Priscila Hernández is a graduate student at the University of Texas iSchool pursuing a Master’s in Information Science degree. She has an MA in Latin American Studies from the University of New Mexico (2016). Her areas of focus include the intersection between Chicana literature and representations of nationalism in public spaces. Currently she works as the post-custodial/digital initiatives graduate research assistant at the Nettie Lee Benson Latin American Collection, particularly focusing on the digital preservation of human rights records worldwide.


Jeffrey Delgado is a graduate student at the Graduate School of Library and Information Sciences at CUNY Queens College and will complete his degree in May 2018. As a first-generation Colombian-Ecuadorian, he takes special interest in Latin American representation both in the academic field and in librarianship. He has assisted with translating oral histories of many Latin American families for the Queens Library Oral history initiative, Queens Memory.


Rocío López is currently working on her MLS at Texas Woman’s University’s School of Information Science and resides in Houston, TX. Previously, she attended the University of Houston-Victoria where she received her Bachelor of Business Administration in 2016. An amateur musician, a lover of languages, an aspirant historian and writer and a lay scientist, Rocío’s interests are varied. She has a passion for the indigenous peoples of North and South America and hopes to pursue a PhD in Chicano Studies at UCLA in the future.


Katherine Villa is a graduate student at the University of Illinois at Urbana-Champaign and will graduate with her Master’s in Library and Information Science in May 2018. Of Cuban descent, Katherine became interested in the subversive and non-institutional information seeking and distribution methods she learned of and used while living in Cuba on and off for the past several years.

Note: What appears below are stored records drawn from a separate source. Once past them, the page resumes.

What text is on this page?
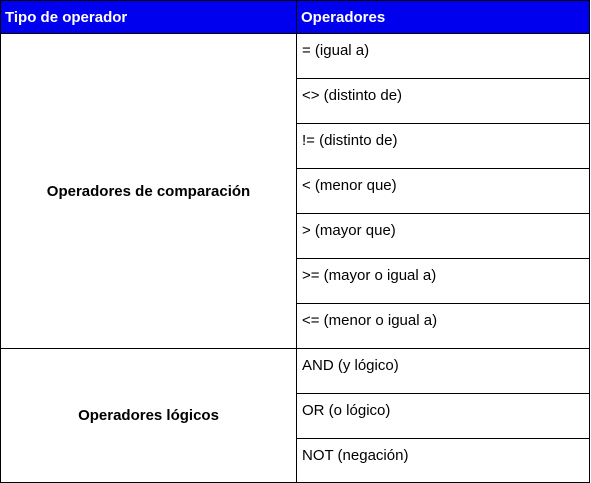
Tipo de operador	Operadores
Operadores de comparación	= (igual a)
	<> (distinto de)
	!= (distinto de)
	< (menor que)
	> (mayor que)
	>= (mayor o igual a)
	<= (menor o igual a)
Operadores lógicos	AND (y lógico)
	OR (o lógico)
	NOT (negación)
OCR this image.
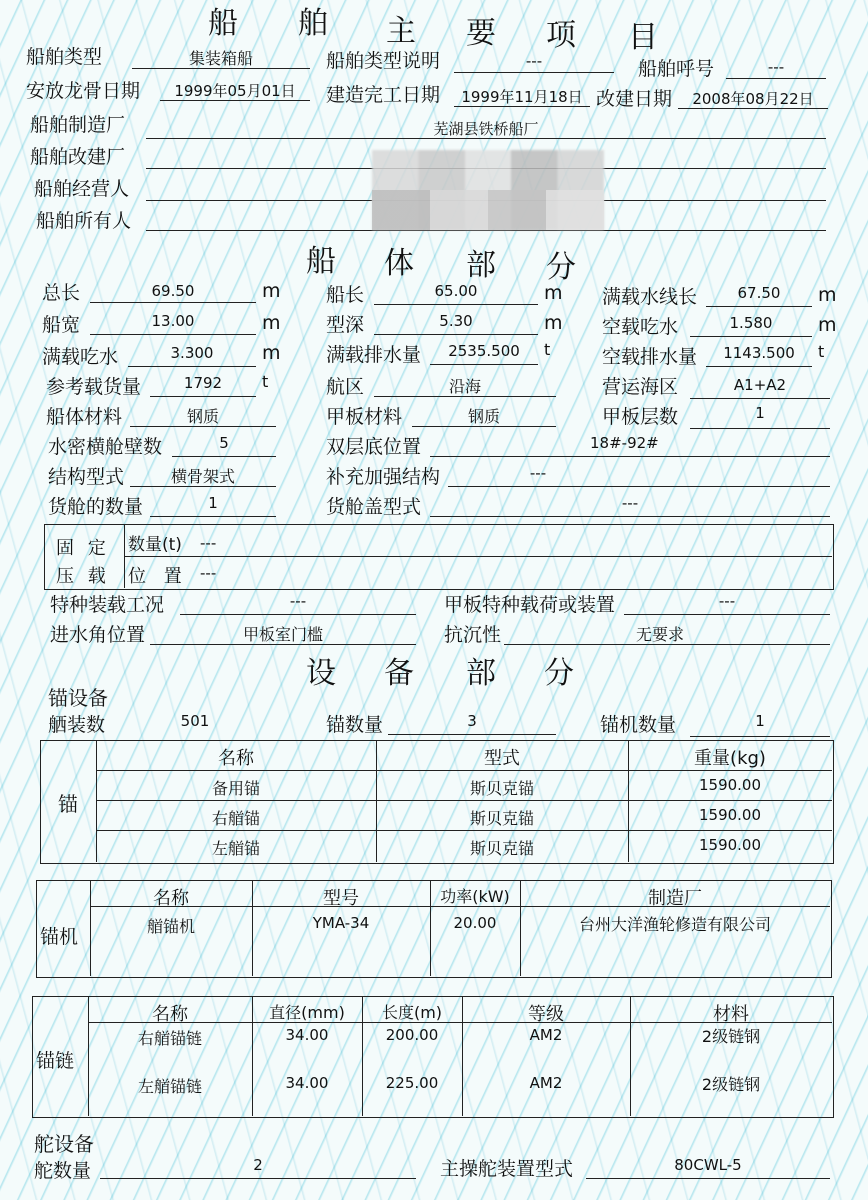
船 舶 主 要 项 目
船舶类型	集装箱船	船舶类型说明	---	船舶呼号	---
安放龙骨日期	1999年05月01日	建造完工日期	1999年11月18日 改建日期	2008年08月22日
船舶制造厂	芜湖县铁桥船厂
船舶改建厂
船舶经营人
船舶所有人
船 体 部 分
总长	69.50	m 船长	65.00	m 满载水线长	67.50	m
船宽	13.00	m 型深	5.30	m 空载吃水	1.580	m
满载吃水	3.300	m 满载排水量	2535.500	t	空载排水量	1143.500	t
参考载货量	1792	t	航区	沿海	营运海区	A1+A2
船体材料	钢质	甲板材料	钢质	甲板层数	1
水密横舱壁数	5	双层底位置	18#-92#
结构型式	横骨架式	补充加强结构	---
货舱的数量	1	货舱盖型式	---
固 定
压 载
数量(t) ---
位 置 ---
特种装载工况	---	甲板特种载荷或装置	---
进水角位置	甲板室门槛	抗沉性	无要求
设 备 部 分
锚设备
舾装数	501	锚数量	3	锚机数量	1
锚
名称	型式	重量(kg)
备用锚	斯贝克锚	1590.00
右艏锚	斯贝克锚	1590.00
左艏锚	斯贝克锚	1590.00
锚机
名称	型号	功率(kW)	制造厂
艏锚机	YMA-34	20.00	台州大洋渔轮修造有限公司
锚链
名称	直径(mm)	长度(m)	等级	材料
右艏锚链	34.00	200.00	AM2	2级链钢
左艏锚链	34.00	225.00	AM2	2级链钢
舵设备
舵数量	2	主操舵装置型式	80CWL-5
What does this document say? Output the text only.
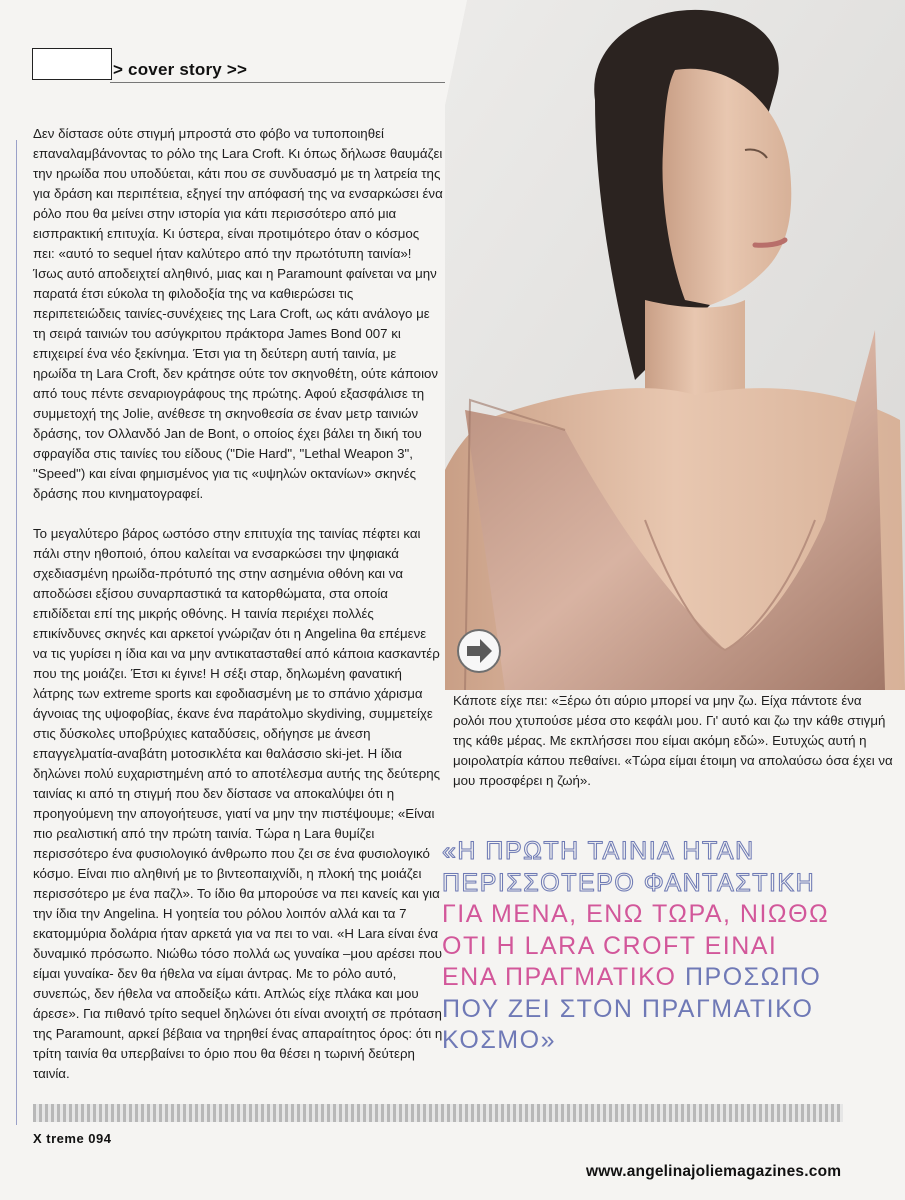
> cover story >>

Δεν δίστασε ούτε στιγμή μπροστά στο φόβο να τυποποιηθεί επαναλαμβάνοντας το ρόλο της Lara Croft. Κι όπως δήλωσε θαυμάζει την ηρωίδα που υποδύεται, κάτι που σε συνδυασμό με τη λατρεία της για δράση και περιπέτεια, εξηγεί την απόφασή της να ενσαρκώσει ένα ρόλο που θα μείνει στην ιστορία για κάτι περισσότερο από μια εισπρακτική επιτυχία. Κι ύστερα, είναι προτιμότερο όταν ο κόσμος πει: «αυτό το sequel ήταν καλύτερο από την πρωτότυπη ταινία»! Ίσως αυτό αποδειχτεί αληθινό, μιας και η Paramount φαίνεται να μην παρατά έτσι εύκολα τη φιλοδοξία της να καθιερώσει τις περιπετειώδεις ταινίες-συνέχειες της Lara Croft, ως κάτι ανάλογο με τη σειρά ταινιών του ασύγκριτου πράκτορα James Bond 007 κι επιχειρεί ένα νέο ξεκίνημα. Έτσι για τη δεύτερη αυτή ταινία, με ηρωίδα τη Lara Croft, δεν κράτησε ούτε τον σκηνοθέτη, ούτε κάποιον από τους πέντε σεναριογράφους της πρώτης. Αφού εξασφάλισε τη συμμετοχή της Jolie, ανέθεσε τη σκηνοθεσία σε έναν μετρ ταινιών δράσης, τον Ολλανδό Jan de Bont, ο οποίος έχει βάλει τη δική του σφραγίδα στις ταινίες του είδους ("Die Hard", "Lethal Weapon 3", "Speed") και είναι φημισμένος για τις «υψηλών οκτανίων» σκηνές δράσης που κινηματογραφεί.

Το μεγαλύτερο βάρος ωστόσο στην επιτυχία της ταινίας πέφτει και πάλι στην ηθοποιό, όπου καλείται να ενσαρκώσει την ψηφιακά σχεδιασμένη ηρωίδα-πρότυπό της στην ασημένια οθόνη και να αποδώσει εξίσου συναρπαστικά τα κατορθώματα, στα οποία επιδίδεται επί της μικρής οθόνης. Η ταινία περιέχει πολλές επικίνδυνες σκηνές και αρκετοί γνώριζαν ότι η Angelina θα επέμενε να τις γυρίσει η ίδια και να μην αντικατασταθεί από κάποια κασκαντέρ που της μοιάζει. Έτσι κι έγινε! Η σέξι σταρ, δηλωμένη φανατική λάτρης των extreme sports και εφοδιασμένη με το σπάνιο χάρισμα άγνοιας της υψοφοβίας, έκανε ένα παράτολμο skydiving, συμμετείχε στις δύσκολες υποβρύχιες καταδύσεις, οδήγησε με άνεση επαγγελματία-αναβάτη μοτοσικλέτα και θαλάσσιο ski-jet. Η ίδια δηλώνει πολύ ευχαριστημένη από το αποτέλεσμα αυτής της δεύτερης ταινίας κι από τη στιγμή που δεν δίστασε να αποκαλύψει ότι η προηγούμενη την απογοήτευσε, γιατί να μην την πιστέψουμε; «Είναι πιο ρεαλιστική από την πρώτη ταινία. Τώρα η Lara θυμίζει περισσότερο ένα φυσιολογικό άνθρωπο που ζει σε ένα φυσιολογικό κόσμο. Είναι πιο αληθινή με το βιντεοπαιχνίδι, η πλοκή της μοιάζει περισσότερο με ένα παζλ». Το ίδιο θα μπορούσε να πει κανείς και για την ίδια την Angelina. Η γοητεία του ρόλου λοιπόν αλλά και τα 7 εκατομμύρια δολάρια ήταν αρκετά για να πει το ναι. «Η Lara είναι ένα δυναμικό πρόσωπο. Νιώθω τόσο πολλά ως γυναίκα –μου αρέσει που είμαι γυναίκα- δεν θα ήθελα να είμαι άντρας. Με το ρόλο αυτό, συνεπώς, δεν ήθελα να αποδείξω κάτι. Απλώς είχε πλάκα και μου άρεσε». Για πιθανό τρίτο sequel δηλώνει ότι είναι ανοιχτή σε πρόταση της Paramount, αρκεί βέβαια να τηρηθεί ένας απαραίτητος όρος: ότι η τρίτη ταινία θα υπερβαίνει το όριο που θα θέσει η τωρινή δεύτερη ταινία.

Κάποτε είχε πει: «Ξέρω ότι αύριο μπορεί να μην ζω. Είχα πάντοτε ένα ρολόι που χτυπούσε μέσα στο κεφάλι μου. Γι' αυτό και ζω την κάθε στιγμή της κάθε μέρας. Με εκπλήσσει που είμαι ακόμη εδώ». Ευτυχώς αυτή η μοιρολατρία κάπου πεθαίνει. «Τώρα είμαι έτοιμη να απολαύσω όσα έχει να μου προσφέρει η ζωή».
«Η ΠΡΩΤΗ ΤΑΙΝΙΑ ΗΤΑΝ
ΠΕΡΙΣΣΟΤΕΡΟ ΦΑΝΤΑΣΤΙΚΗ
ΓΙΑ ΜΕΝΑ, ΕΝΩ ΤΩΡΑ, ΝΙΩΘΩ
ΟΤΙ Η LARA CROFT ΕΙΝΑΙ
ΕΝΑ ΠΡΑΓΜΑΤΙΚΟ ΠΡΟΣΩΠΟ
ΠΟΥ ΖΕΙ ΣΤΟΝ ΠΡΑΓΜΑΤΙΚΟ
ΚΟΣΜΟ»
X treme 094
www.angelinajoliemagazines.com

Katherine currently resides in Santiago de Cuba, continuing her LIS research before starting her Ph.D. in Philosophy at the University of Miami in the Fall of 2018.


Perri Pyle is an MA/MLIS student at the University of Maryland, pursuing dual degrees in History (Global Interaction and Exchange) and Library Science (Archives) with a focus on U.S.-Latin American relations. Prior to grad school, Perri graduated cum laude with a BA in History from Southwestern University in Texas. After spending a semester studying abroad in Buenos Aires, Argentina, she returned to live and work there for three years, cementing a love for the region that carries through to her current studies. As part of her master’s thesis, Perri is developing a project about the Washington Committee for Human Rights in Argentina, a local activist group founded by Argentines living in D.C. during the Dirty War. She is creating a digital archive that will house both the digitized records donated by former group members, as well as the oral interviews she has conducted with them.


Elizabeth Fedden is an MLIS candidate at the University of Washington and will graduate in June 2018. In the summer of 2017 she designed a knowledge exchange with Capeltic, an Indigenous coffee co-op in Chilón, Mexico to study their coffee production and the information needs of Indigenous farmers. Her work resulted in a publication in Barista Magazine called “Decolonizing Coffee in Chiapas, Mexico.” While obtaining her undergraduate degree at St. John’s College in Santa Fe, Ms. Fedden earned an Ariel Internship Award to fund her studies at the Museum of Indian Arts and Culture Laboratory of Anthropology Library where she worked for two years. There she worked with many Spanish-language and Indigenous materials.